Children with PKU can not process phenylalanine, an amino acid of the protein, so that phenylalanine accumulates in the blood causing brain damage and mental retardation. This disease is caused by a recessive gene when a situation of aa homozygotes occurs. Where p is the allele frequency of the healthy allele and q the "defective", calculate the incidence of aa combination carriers.
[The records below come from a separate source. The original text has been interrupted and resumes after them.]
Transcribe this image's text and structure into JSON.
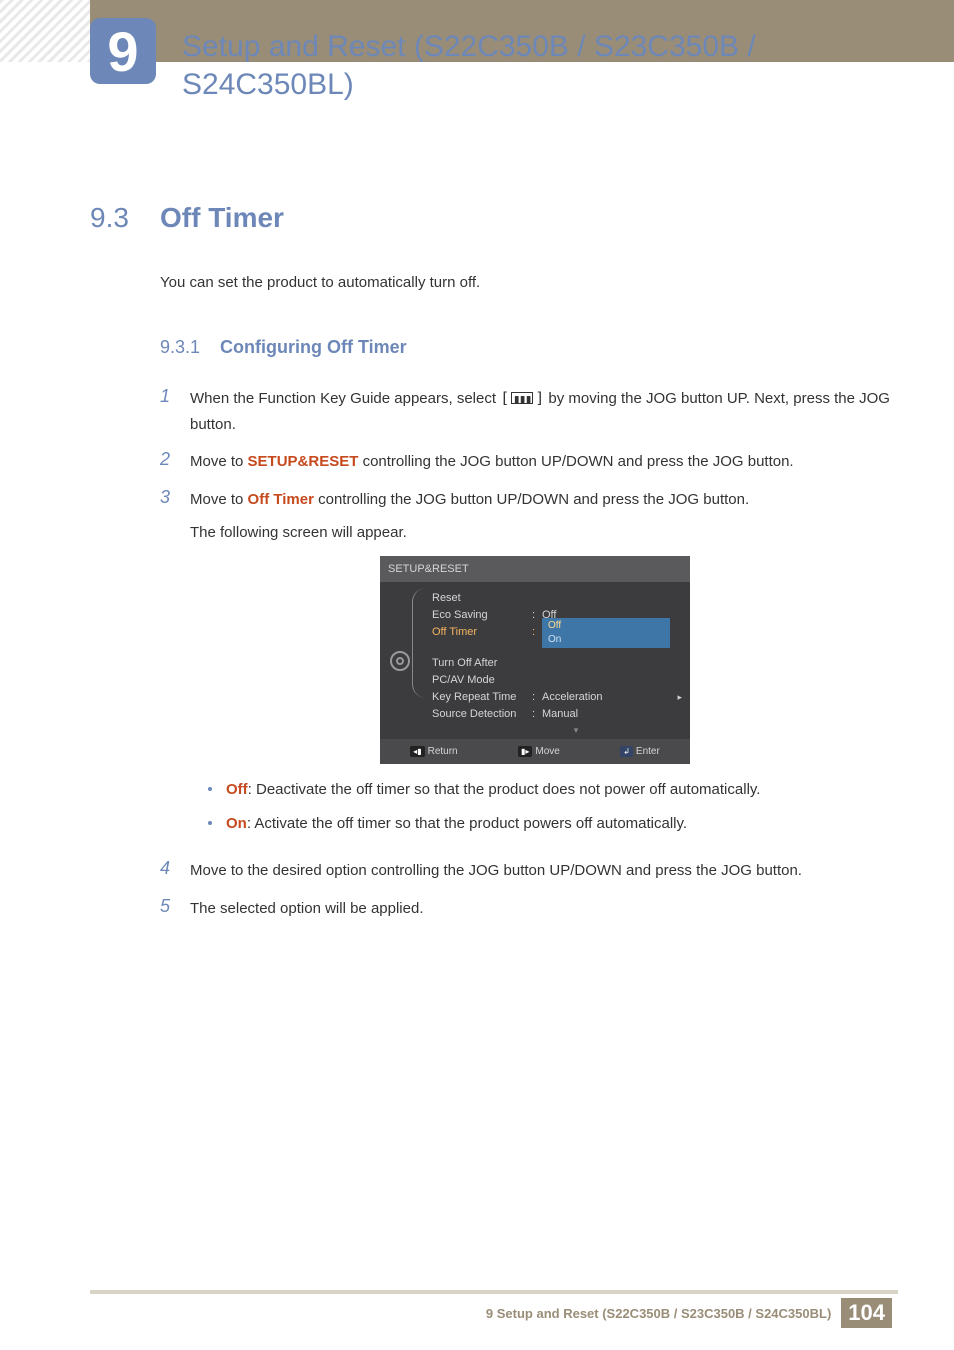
{
  "chapter": {
    "num": "9",
    "title": "Setup and Reset (S22C350B / S23C350B / S24C350BL)"
  },
  "section": {
    "num": "9.3",
    "title": "Off Timer"
  },
  "intro": "You can set the product to automatically turn off.",
  "subsection": {
    "num": "9.3.1",
    "title": "Configuring Off Timer"
  },
  "steps": [
    {
      "num": "1",
      "pre": "When the Function Key Guide appears, select ",
      "post": " by moving the JOG button UP. Next, press the JOG button."
    },
    {
      "num": "2",
      "pre": "Move to ",
      "hl": "SETUP&RESET",
      "post": " controlling the JOG button UP/DOWN and press the JOG button."
    },
    {
      "num": "3",
      "pre": "Move to ",
      "hl": "Off Timer",
      "post": " controlling the JOG button UP/DOWN and press the JOG button.",
      "tail": "The following screen will appear."
    },
    {
      "num": "4",
      "text": "Move to the desired option controlling the JOG button UP/DOWN and press the JOG button."
    },
    {
      "num": "5",
      "text": "The selected option will be applied."
    }
  ],
  "osd": {
    "title": "SETUP&RESET",
    "items": [
      {
        "label": "Reset",
        "val": ""
      },
      {
        "label": "Eco Saving",
        "val": "Off"
      },
      {
        "label": "Off Timer",
        "val": "",
        "active": true,
        "dropdown": [
          "Off",
          "On"
        ]
      },
      {
        "label": "Turn Off After",
        "val": ""
      },
      {
        "label": "PC/AV Mode",
        "val": ""
      },
      {
        "label": "Key Repeat Time",
        "val": "Acceleration"
      },
      {
        "label": "Source Detection",
        "val": "Manual"
      }
    ],
    "footer": {
      "return": "Return",
      "move": "Move",
      "enter": "Enter"
    }
  },
  "bullets": [
    {
      "hl": "Off",
      "text": ": Deactivate the off timer so that the product does not power off automatically."
    },
    {
      "hl": "On",
      "text": ": Activate the off timer so that the product powers off automatically."
    }
  ],
  "footer": {
    "text": "9 Setup and Reset (S22C350B / S23C350B / S24C350BL)",
    "page": "104"
  }
}
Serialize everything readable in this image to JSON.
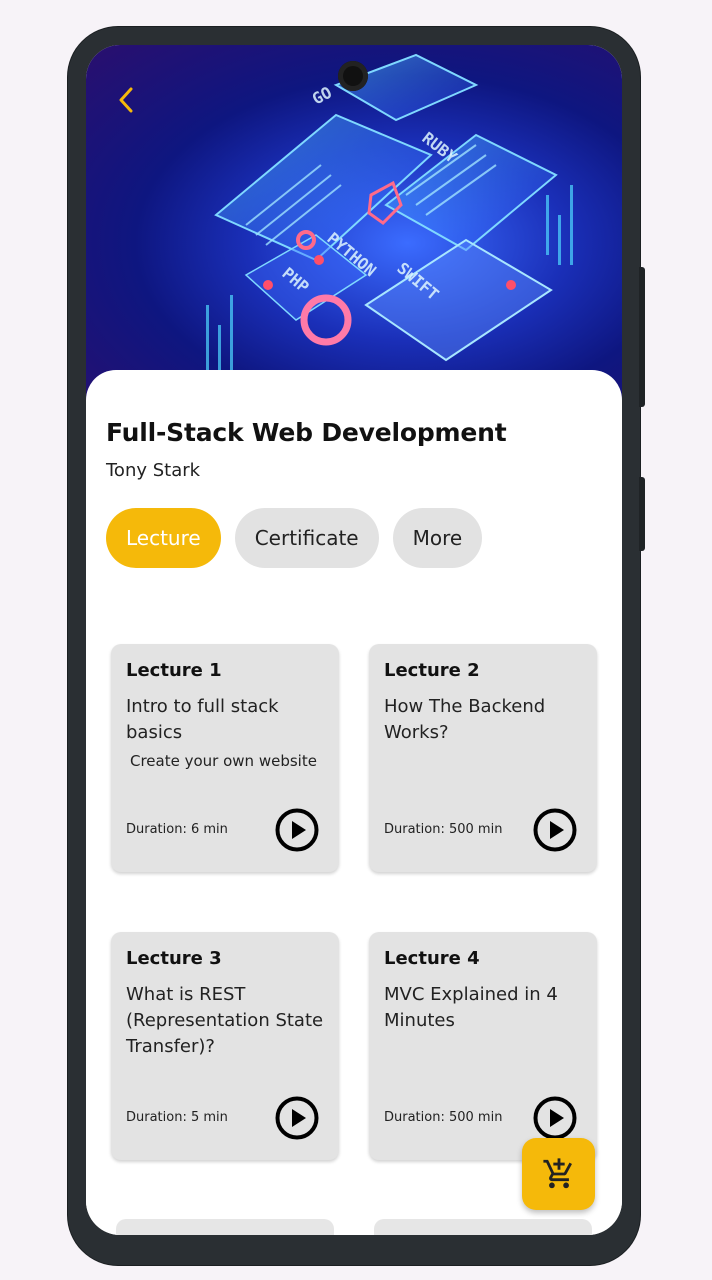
{
  "course": {
    "title": "Full-Stack Web Development",
    "author": "Tony Stark"
  },
  "tabs": [
    {
      "label": "Lecture",
      "active": true
    },
    {
      "label": "Certificate",
      "active": false
    },
    {
      "label": "More",
      "active": false
    }
  ],
  "lectures": [
    {
      "title": "Lecture 1",
      "description": "Intro to full stack basics",
      "subtitle": "Create your own website",
      "duration": "Duration: 6 min"
    },
    {
      "title": "Lecture 2",
      "description": "How The Backend Works?",
      "subtitle": "",
      "duration": "Duration: 500 min"
    },
    {
      "title": "Lecture 3",
      "description": "What is REST (Representation State Transfer)?",
      "subtitle": "",
      "duration": "Duration: 5 min"
    },
    {
      "title": "Lecture 4",
      "description": "MVC Explained in 4 Minutes",
      "subtitle": "",
      "duration": "Duration: 500 min"
    }
  ],
  "hero": {
    "words": [
      "GO",
      "RUBY",
      "PYTHON",
      "SWIFT",
      "PHP"
    ]
  },
  "icons": {
    "back": "chevron-left-icon",
    "play": "play-circle-icon",
    "cart": "add-shopping-cart-icon"
  },
  "colors": {
    "accent": "#f5b90a",
    "card": "#e3e3e3",
    "tab_inactive": "#e2e2e2"
  }
}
If we make a cross of two carriers Aa, where it remains hidden recessive gene, the genotypes obtained in the next generation will be:

AA (p ) Aa (pq)
Aa (pq) aa (q )

The three genotypes AA: Aa: aa appear in a relation p : 2pq: q . If we add, we obtain the unit:

p + 2pq + q = (p + q) = 1.

The frequency of patients with PKU genotyping is a 0.0001, a value corresponding to q . The frequency q gene to be the square root of 0.0001, ie, 0.01. The disease has an incidence of 1 in 10,000, but the gene frequency is 100 times, 1 100. Genes are found in a frequency pair Aa

2pq = 2q (1 - q) = 2 0.01 (1 - 0.01) = 0.0198.

About 2% of individuals carrying the European population, therefore, this gene in the pair Aa, which gives an idea of ​​how persistent it can be a recessive gene remained "underground" in heterozygosity.

This value, although not 0, is very close to 0.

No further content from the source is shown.